Co-producing the evaluation of the RNIB Newcastle Street Charter
Every day 250 people start to lose their sight in the UK, so outdoor public spaces such as streets and pavements need to be accessible, but they remain a daily obstacle course. Getting to work, the shops, the GP surgery, or accessing local services can be like running the gauntlet, with increased fear and anxiety, and a real risk of injury.
In 2017 public partners who were experts by experience initiated the Newcastle Street Charter project which examined the travel and mobility needs of users in Newcastle and Gateshead. Launched in December 2017, the Charter aimed to engage with disabled people on new developments, changes to the built environment and the design of street furniture, as well as an alternative system for reporting disruptions to travel, including broken or faulty pedestrian crossings.

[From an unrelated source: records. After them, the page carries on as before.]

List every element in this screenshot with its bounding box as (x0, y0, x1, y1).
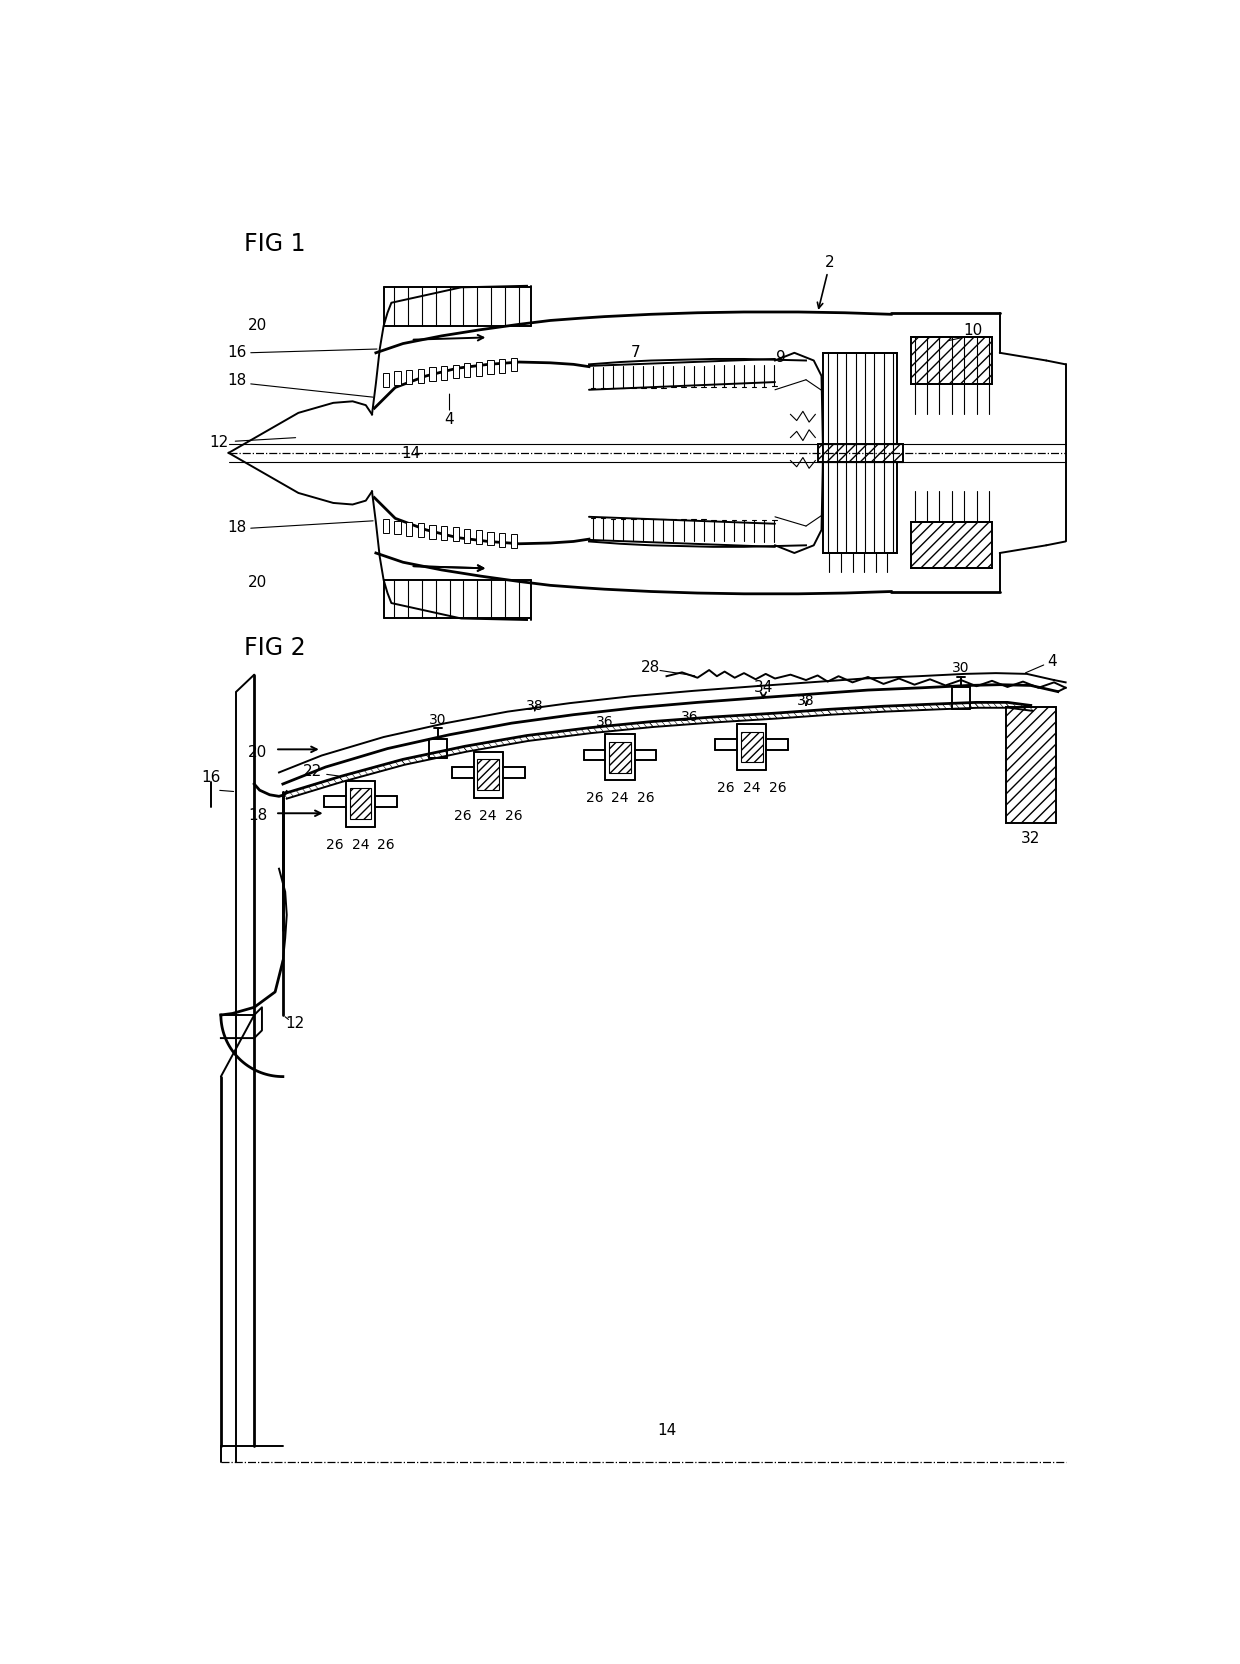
Text: 26: 26 (454, 809, 471, 822)
Bar (511, 536, 517, 549)
Bar (609, 742, 631, 774)
Bar (498, 359, 506, 374)
Text: 20: 20 (248, 318, 268, 333)
Bar (464, 529, 470, 544)
Text: 24: 24 (611, 790, 629, 805)
Bar (429, 526, 435, 539)
Bar (350, 789, 371, 820)
Bar (383, 374, 389, 388)
Bar (487, 361, 494, 374)
Bar (383, 519, 389, 534)
Text: 12: 12 (210, 434, 228, 449)
Bar (407, 522, 412, 536)
Text: 2: 2 (825, 255, 835, 270)
Text: 26: 26 (585, 790, 603, 805)
Text: 9: 9 (776, 349, 786, 364)
Bar (742, 732, 763, 764)
Text: FIG 2: FIG 2 (244, 636, 306, 659)
Bar (910, 338, 992, 384)
Text: 38: 38 (797, 694, 815, 707)
Bar (441, 366, 448, 381)
Bar (441, 527, 448, 541)
Text: 28: 28 (641, 661, 661, 676)
Text: 20: 20 (248, 574, 268, 589)
Text: FIG 1: FIG 1 (244, 233, 305, 256)
Text: 26: 26 (718, 780, 735, 795)
Bar (476, 531, 482, 544)
Bar (407, 371, 412, 384)
Text: 12: 12 (285, 1015, 305, 1030)
Text: 24: 24 (480, 809, 497, 822)
Text: 14: 14 (657, 1423, 676, 1438)
Text: 36: 36 (681, 711, 698, 724)
Text: 4: 4 (1048, 654, 1058, 669)
Bar (498, 534, 506, 547)
Text: 38: 38 (526, 699, 543, 714)
Bar (394, 373, 401, 386)
Text: 4: 4 (445, 411, 454, 426)
Bar (1006, 707, 1056, 824)
Text: 24: 24 (352, 837, 370, 852)
Text: 24: 24 (743, 780, 760, 795)
Bar (464, 364, 470, 378)
Bar (823, 353, 897, 554)
Bar (511, 358, 517, 373)
Text: 16: 16 (227, 344, 247, 359)
Bar (487, 532, 494, 546)
Text: 18: 18 (227, 519, 247, 534)
Bar (910, 522, 992, 569)
Text: 26: 26 (769, 780, 786, 795)
Bar (476, 363, 482, 376)
Text: 22: 22 (303, 764, 321, 779)
Bar (418, 524, 424, 537)
Text: 18: 18 (227, 373, 247, 388)
Text: 34: 34 (754, 679, 773, 694)
Text: 10: 10 (963, 323, 982, 338)
Text: 14: 14 (401, 446, 420, 461)
Text: 26: 26 (637, 790, 655, 805)
Text: 30: 30 (952, 661, 970, 676)
Text: 26: 26 (505, 809, 522, 822)
Text: 26: 26 (326, 837, 343, 852)
Bar (453, 366, 459, 379)
Text: 18: 18 (248, 807, 268, 822)
Bar (394, 521, 401, 536)
Text: 7: 7 (631, 344, 640, 359)
Text: 20: 20 (248, 745, 268, 760)
Text: 32: 32 (1021, 830, 1040, 845)
Bar (418, 369, 424, 383)
Text: 26: 26 (377, 837, 394, 852)
Bar (429, 368, 435, 383)
Bar (477, 760, 498, 790)
Bar (817, 444, 903, 463)
Text: 30: 30 (429, 712, 446, 727)
Text: 36: 36 (595, 714, 614, 729)
Bar (453, 527, 459, 542)
Text: 16: 16 (201, 769, 221, 784)
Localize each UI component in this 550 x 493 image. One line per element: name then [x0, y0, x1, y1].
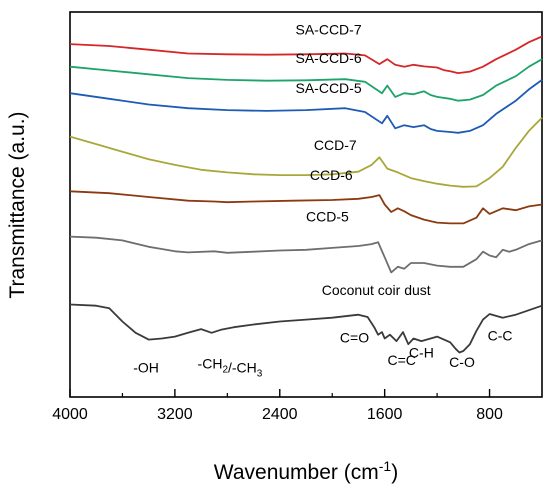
x-tick-label: 4000: [52, 406, 88, 423]
x-tick-label: 1600: [367, 406, 403, 423]
series-label: Coconut coir dust: [322, 282, 431, 298]
series-label-group: SA-CCD-7 SA-CCD-6 SA-CCD-5 CCD-7 CCD-6 CCD-5 C…: [296, 22, 431, 298]
series-group: [69, 35, 543, 354]
series-line-sa-ccd-5: [69, 79, 543, 134]
series-line-ccd-5: [69, 235, 543, 274]
series-label: CCD-6: [310, 167, 353, 183]
series-line-coconut-coir-dust: [69, 303, 543, 354]
x-tick-label: 2400: [262, 406, 298, 423]
x-tick-label: 800: [476, 406, 503, 423]
peak-annotation: -OH: [133, 359, 159, 375]
series-line-ccd-6: [69, 190, 543, 225]
x-tick-label: 3200: [157, 406, 193, 423]
series-label: SA-CCD-5: [296, 80, 362, 96]
peak-annotation: -CH2/-CH3: [198, 356, 263, 380]
series-line-sa-ccd-7: [69, 35, 543, 74]
x-axis-label: Wavenumber (cm-1): [214, 458, 398, 484]
peak-annotation: C-H: [409, 344, 434, 360]
series-label: CCD-7: [314, 137, 357, 153]
series-line-ccd-7: [69, 117, 543, 188]
series-label: SA-CCD-7: [296, 22, 362, 38]
series-line-sa-ccd-6: [69, 58, 543, 102]
peak-annotation: C-O: [449, 354, 475, 370]
y-axis-label: Transmittance (a.u.): [6, 111, 29, 298]
peak-annotation: C=C: [388, 352, 416, 368]
plot-frame: [69, 11, 543, 398]
annotation-group: -OH -CH2/-CH3 C=O C=CC-H C-O C-C: [133, 327, 512, 379]
peak-annotation: C-C: [488, 327, 513, 343]
series-label: SA-CCD-6: [296, 50, 362, 66]
series-label: CCD-5: [306, 208, 349, 224]
x-axis-ticks: 4000 3200 2400 1600 800: [52, 389, 503, 423]
peak-annotation: C=O: [340, 329, 369, 345]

The public partners were then supported by Fuse researcher Dr Jayne Jeffries (Newcastle University), the Royal National Institute for the Blind (RNIB), and Sight Service to co-produce an evaluation of the Street Charter. In 2018, the evaluation findings were shared at the “Negotiating Neighbourhoods” event supported again by Fuse, the RNIB, and the Sight Service. Public partners were instrumental in feeding back the evaluation findings and discussing the implications of the research for policy and practice. They also reflected on the experience of working collaboratively, and facilitated the experiential workshops to peers, members of the council, public health, and policy and practice partners, including voluntary services.